How Similar to Dreaming is the Ayahuasca Experience?
Sidarta Ribeiro, PhD
Abstract: Dreaming is one of the most common metaphors for the ayahuasca experience—but to what extent does this metaphor represent what is happening biologically? In this presentation, the neurobiological features of subjects who have experienced dreams and those who have consumed ayahuasca will be reviewed. The visual association regions modulated by ayahuasca (upper cuneus, lower lingual gyrus, and the fusiform gyrus) are also activated during dreaming (within REM). During lucid dreaming, a special kind of dream in which dreamers are aware within the dream that they are dreaming, extra activation occurs in the occipital and frontal regions.
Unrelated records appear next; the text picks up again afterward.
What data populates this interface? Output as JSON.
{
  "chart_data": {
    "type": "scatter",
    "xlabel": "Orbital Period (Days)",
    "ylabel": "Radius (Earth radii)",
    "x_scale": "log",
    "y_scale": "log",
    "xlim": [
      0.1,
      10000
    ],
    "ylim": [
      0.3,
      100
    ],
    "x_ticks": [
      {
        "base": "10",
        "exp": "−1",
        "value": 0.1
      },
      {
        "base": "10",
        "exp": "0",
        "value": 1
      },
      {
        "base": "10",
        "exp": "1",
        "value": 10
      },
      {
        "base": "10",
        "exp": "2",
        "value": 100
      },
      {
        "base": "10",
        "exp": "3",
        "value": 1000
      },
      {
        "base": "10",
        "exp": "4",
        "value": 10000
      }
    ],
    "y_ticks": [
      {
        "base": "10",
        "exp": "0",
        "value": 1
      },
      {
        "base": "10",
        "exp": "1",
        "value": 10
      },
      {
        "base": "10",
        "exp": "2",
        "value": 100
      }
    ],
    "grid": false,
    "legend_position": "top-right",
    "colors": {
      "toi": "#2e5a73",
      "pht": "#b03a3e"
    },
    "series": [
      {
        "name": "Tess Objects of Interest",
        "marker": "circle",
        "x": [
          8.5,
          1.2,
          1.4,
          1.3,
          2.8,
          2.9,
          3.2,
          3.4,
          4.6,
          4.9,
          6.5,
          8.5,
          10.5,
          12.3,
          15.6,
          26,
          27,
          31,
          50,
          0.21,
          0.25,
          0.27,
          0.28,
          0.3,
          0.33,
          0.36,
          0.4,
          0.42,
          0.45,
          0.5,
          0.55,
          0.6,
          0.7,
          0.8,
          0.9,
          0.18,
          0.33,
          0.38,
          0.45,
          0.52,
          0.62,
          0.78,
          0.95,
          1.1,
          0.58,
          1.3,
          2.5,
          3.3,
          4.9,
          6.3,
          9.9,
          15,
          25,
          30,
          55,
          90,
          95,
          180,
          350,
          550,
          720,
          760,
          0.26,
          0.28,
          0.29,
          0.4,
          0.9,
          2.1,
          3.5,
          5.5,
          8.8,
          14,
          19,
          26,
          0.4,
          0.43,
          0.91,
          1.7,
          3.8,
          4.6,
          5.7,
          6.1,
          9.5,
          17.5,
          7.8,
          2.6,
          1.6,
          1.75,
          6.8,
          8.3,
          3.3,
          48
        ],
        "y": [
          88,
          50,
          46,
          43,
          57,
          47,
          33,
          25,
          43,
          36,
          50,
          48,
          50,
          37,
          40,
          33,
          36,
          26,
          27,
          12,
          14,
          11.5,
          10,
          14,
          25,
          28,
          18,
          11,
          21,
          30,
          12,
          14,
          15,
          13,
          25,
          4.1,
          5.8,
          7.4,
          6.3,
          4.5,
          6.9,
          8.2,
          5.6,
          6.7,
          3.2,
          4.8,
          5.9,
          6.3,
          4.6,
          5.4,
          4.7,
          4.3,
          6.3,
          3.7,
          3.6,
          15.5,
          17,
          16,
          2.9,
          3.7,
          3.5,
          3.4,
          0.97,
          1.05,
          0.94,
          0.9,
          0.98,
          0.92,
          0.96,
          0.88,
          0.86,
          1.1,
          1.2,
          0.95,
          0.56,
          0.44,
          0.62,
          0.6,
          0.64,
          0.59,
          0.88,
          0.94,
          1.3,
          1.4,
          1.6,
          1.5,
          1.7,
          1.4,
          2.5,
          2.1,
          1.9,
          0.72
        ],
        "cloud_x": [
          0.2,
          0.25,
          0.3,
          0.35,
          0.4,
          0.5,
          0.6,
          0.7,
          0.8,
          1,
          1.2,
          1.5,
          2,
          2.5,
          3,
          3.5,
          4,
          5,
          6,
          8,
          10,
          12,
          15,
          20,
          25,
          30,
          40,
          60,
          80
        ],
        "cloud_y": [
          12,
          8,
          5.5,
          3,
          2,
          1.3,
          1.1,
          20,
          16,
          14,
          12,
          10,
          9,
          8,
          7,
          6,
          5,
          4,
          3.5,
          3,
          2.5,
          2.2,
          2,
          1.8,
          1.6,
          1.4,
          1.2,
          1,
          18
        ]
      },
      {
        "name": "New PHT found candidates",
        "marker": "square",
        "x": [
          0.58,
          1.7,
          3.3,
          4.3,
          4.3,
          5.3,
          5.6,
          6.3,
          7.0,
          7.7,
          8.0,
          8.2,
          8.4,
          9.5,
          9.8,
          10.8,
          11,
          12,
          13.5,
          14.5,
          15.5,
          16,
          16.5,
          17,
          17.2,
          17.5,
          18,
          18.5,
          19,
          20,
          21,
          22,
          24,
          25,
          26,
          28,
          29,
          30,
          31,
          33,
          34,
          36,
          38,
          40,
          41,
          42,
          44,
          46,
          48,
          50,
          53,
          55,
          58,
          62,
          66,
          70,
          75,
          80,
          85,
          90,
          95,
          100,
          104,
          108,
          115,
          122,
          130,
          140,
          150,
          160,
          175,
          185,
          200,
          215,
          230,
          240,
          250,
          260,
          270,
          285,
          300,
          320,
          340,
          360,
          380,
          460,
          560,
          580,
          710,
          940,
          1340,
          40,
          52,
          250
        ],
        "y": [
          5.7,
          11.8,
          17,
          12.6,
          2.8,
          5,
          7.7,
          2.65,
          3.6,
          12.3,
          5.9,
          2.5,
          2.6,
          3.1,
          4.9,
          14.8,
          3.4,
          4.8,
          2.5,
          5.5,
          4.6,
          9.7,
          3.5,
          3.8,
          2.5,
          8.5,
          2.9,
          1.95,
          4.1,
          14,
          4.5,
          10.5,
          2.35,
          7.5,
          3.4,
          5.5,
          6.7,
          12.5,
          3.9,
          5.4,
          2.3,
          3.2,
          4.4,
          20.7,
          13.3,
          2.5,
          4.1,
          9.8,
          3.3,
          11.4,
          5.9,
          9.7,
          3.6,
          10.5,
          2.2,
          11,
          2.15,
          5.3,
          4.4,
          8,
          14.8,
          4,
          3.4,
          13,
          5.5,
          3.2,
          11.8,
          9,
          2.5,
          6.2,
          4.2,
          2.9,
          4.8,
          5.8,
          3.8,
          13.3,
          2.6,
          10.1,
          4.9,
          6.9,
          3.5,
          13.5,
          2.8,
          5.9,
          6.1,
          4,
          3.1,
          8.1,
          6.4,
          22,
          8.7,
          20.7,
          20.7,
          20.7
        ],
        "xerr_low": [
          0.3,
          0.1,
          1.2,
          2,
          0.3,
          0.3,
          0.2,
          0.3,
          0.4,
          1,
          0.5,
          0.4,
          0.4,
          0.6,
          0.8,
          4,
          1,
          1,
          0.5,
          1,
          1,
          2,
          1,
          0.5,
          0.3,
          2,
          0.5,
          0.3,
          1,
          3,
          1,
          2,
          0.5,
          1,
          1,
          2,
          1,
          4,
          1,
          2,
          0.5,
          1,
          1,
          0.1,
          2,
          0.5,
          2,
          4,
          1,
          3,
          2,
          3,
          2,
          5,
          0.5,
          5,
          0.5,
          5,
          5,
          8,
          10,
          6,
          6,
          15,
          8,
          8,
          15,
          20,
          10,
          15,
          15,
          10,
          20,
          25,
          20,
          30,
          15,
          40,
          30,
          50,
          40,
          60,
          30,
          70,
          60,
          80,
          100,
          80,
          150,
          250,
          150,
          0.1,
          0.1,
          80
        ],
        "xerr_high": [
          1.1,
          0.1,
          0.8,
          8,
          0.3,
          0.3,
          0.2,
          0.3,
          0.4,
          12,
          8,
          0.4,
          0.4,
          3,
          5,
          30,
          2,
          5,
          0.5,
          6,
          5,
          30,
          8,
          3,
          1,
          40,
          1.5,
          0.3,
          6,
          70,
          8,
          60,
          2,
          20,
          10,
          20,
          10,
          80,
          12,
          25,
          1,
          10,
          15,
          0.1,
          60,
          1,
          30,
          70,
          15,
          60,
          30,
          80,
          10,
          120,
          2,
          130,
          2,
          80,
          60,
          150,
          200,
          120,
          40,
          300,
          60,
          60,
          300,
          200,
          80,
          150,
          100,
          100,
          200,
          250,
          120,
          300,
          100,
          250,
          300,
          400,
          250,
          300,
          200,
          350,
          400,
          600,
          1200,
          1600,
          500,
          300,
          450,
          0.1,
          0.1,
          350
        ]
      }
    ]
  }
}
The existing data suggest that the ayahuasca experience is akin to dreaming in the sense that both conjure visual memories in tune with the emotions of the subject. Further investigation is needed to determine how close the ayahuasca experience is to either lucid or non-lucid dreaming. The use of neuroscience tools to compare dream states and psychedelic states holds great potential for the understanding of consciousness.
Sidarta Ribeiro, PhD, holds a Bachelor’s degree in Biological Sciences from the Universidade de Brasília (1993), a Master’s in Biophysics from the Universidade Federal do Rio de Janeiro (1994), and a PhD in Neuroscience and Animal Behavior from the Rockefeller University in New York (2000). He performed post-doctoral studies in Neurophysiology at Duke University from 2000 to 2005. He is currently a Full Professor of Neuroscience at the Universidade Federal do Rio Grande do Norte (UFRN), and Director of the Brain Institute of UFRN. He is greatly interested in the study of the neural bases of consciousness and its alteration. He has been involved in the public debate on the medicinal uses and the legalization of cannabis in Brazil.